The next door was another office. There she found more paper lists along with duty rosters held against the walls with magnets. There was also a diagram of the ship and the location of all the cabins, along with notations about each passenger. She couldn't read them because they were written in Spandard, the Spanish version of Standard spoken on the ship's homeworld. She did make out the names of flowers and foods. And one more thing sprang out at her near the end-the letters "S.O.S." Perhaps she held the key in her hands to what had happened on this ship-if only she could read it. She took the papers down and started to put them in one of the pockets of her shipsuit. As she folded, more of the mysterious motes sprayed off the papers. She touched the papers with her horn, and when the air between her and them cleared, she stuffed them into her pocket.

"Khorii, where are you? Khorii!" Elviiz was calling. Then she heard him mumble, "Of the two of them, Khiindi is the more reliable." Then, "Khorii! Come along now. We are returning to the Condor and resuming our journey."
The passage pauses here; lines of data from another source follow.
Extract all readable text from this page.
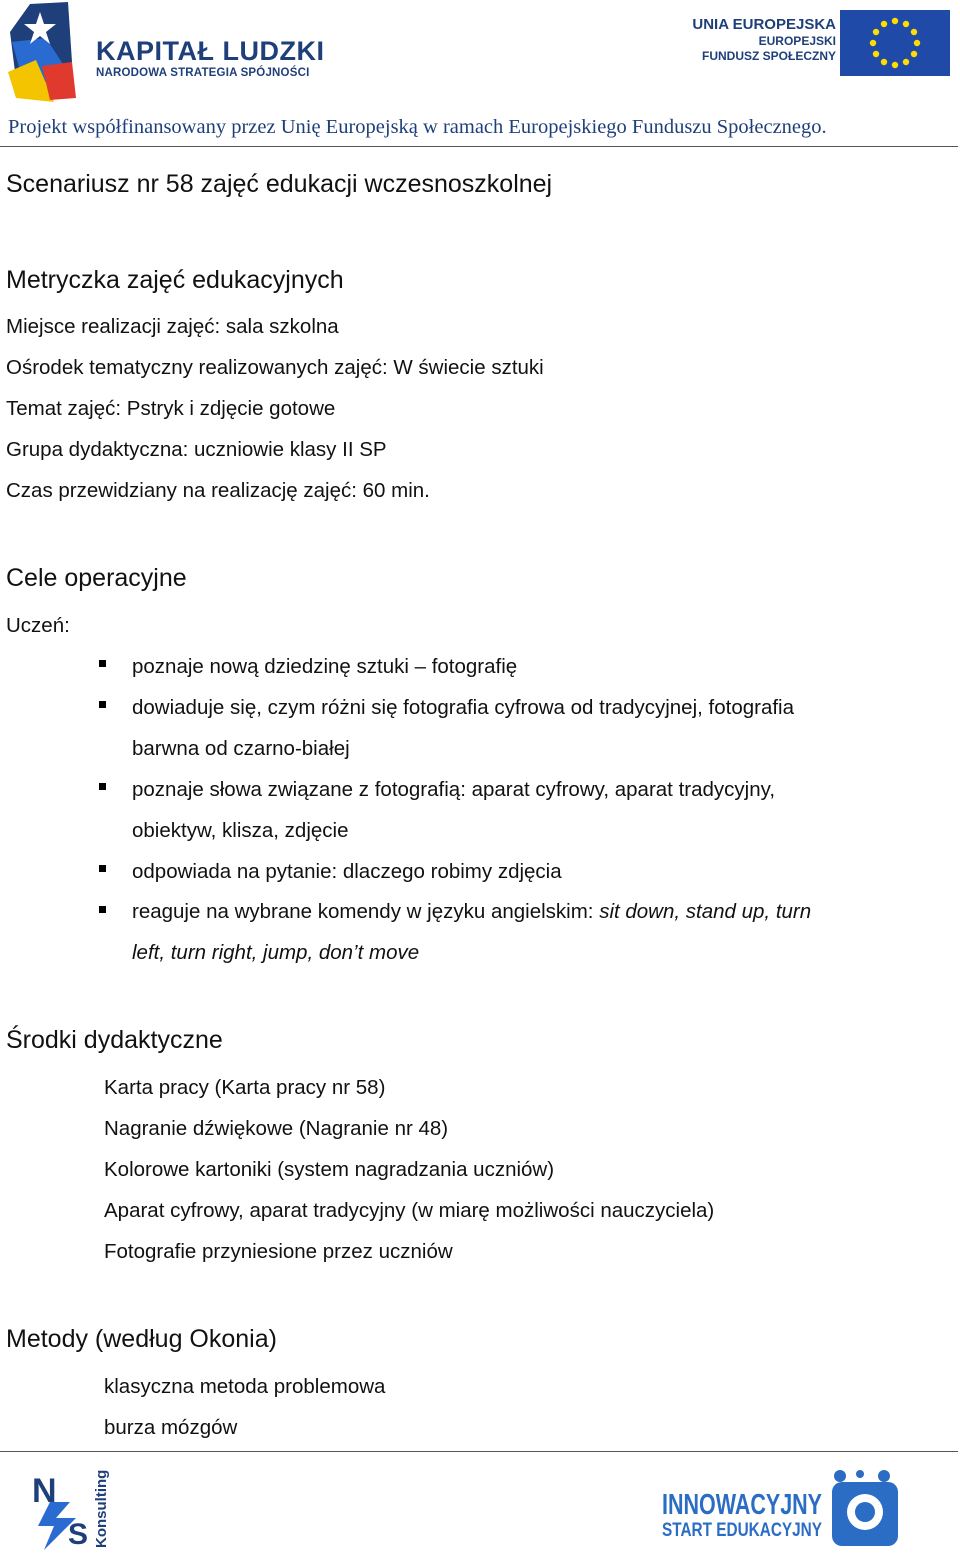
KAPITAŁ LUDZKI
NARODOWA STRATEGIA SPÓJNOŚCI
UNIA EUROPEJSKA
EUROPEJSKI
FUNDUSZ SPOŁECZNY
Projekt współfinansowany przez Unię Europejską w ramach Europejskiego Funduszu Społecznego.
Scenariusz nr 58 zajęć edukacji wczesnoszkolnej
Metryczka zajęć edukacyjnych
Miejsce realizacji zajęć: sala szkolna
Ośrodek tematyczny realizowanych zajęć: W świecie sztuki
Temat zajęć: Pstryk i zdjęcie gotowe
Grupa dydaktyczna: uczniowie klasy II SP
Czas przewidziany na realizację zajęć: 60 min.
Cele operacyjne
Uczeń:
poznaje nową dziedzinę sztuki – fotografię
dowiaduje się, czym różni się fotografia cyfrowa od tradycyjnej, fotografia
barwna od czarno-białej
poznaje słowa związane z fotografią: aparat cyfrowy, aparat tradycyjny,
obiektyw, klisza, zdjęcie
odpowiada na pytanie: dlaczego robimy zdjęcia
reaguje na wybrane komendy w języku angielskim: sit down, stand up, turn
left, turn right, jump, don’t move
Środki dydaktyczne
Karta pracy (Karta pracy nr 58)
Nagranie dźwiękowe (Nagranie nr 48)
Kolorowe kartoniki (system nagradzania uczniów)
Aparat cyfrowy, aparat tradycyjny (w miarę możliwości nauczyciela)
Fotografie przyniesione przez uczniów
Metody (według Okonia)
klasyczna metoda problemowa
burza mózgów
N
S Konsulting	INNOWACYJNY
START EDUKACYJNY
"What?" she asked, popping her head out of the office. "The captain would never abandon this ship!"

Elviiz looked back at her from the hatch to the bridge. Now the iris was more or less neatly opened. "Of course not. He will tow it to one of his private storage asteroids, so that we may continue our journey to Maganos Moonbase. He can report his find and make his claim to the authorities there. Now come on."

Figures, Khorii thought as she followed the android back to the Condor. Just when things were getting interesting.

Chapter 3

The storage asteroid was not far by space-faring standards, basically only a wormhole away. One of the things Uncle Joh was teaching Khorii was how to navigate the way his father Theophilus had taught him, using wormholes and "pleated" space and other anomalies of physics as shortcuts. Of course, Maak knew how to do this, as did her parents, and Elviiz would probably have it in his data banks long before she flew solo for the first time; but at least she sort of understood how it worked, and everyone else didn't know all of the special Becker byways.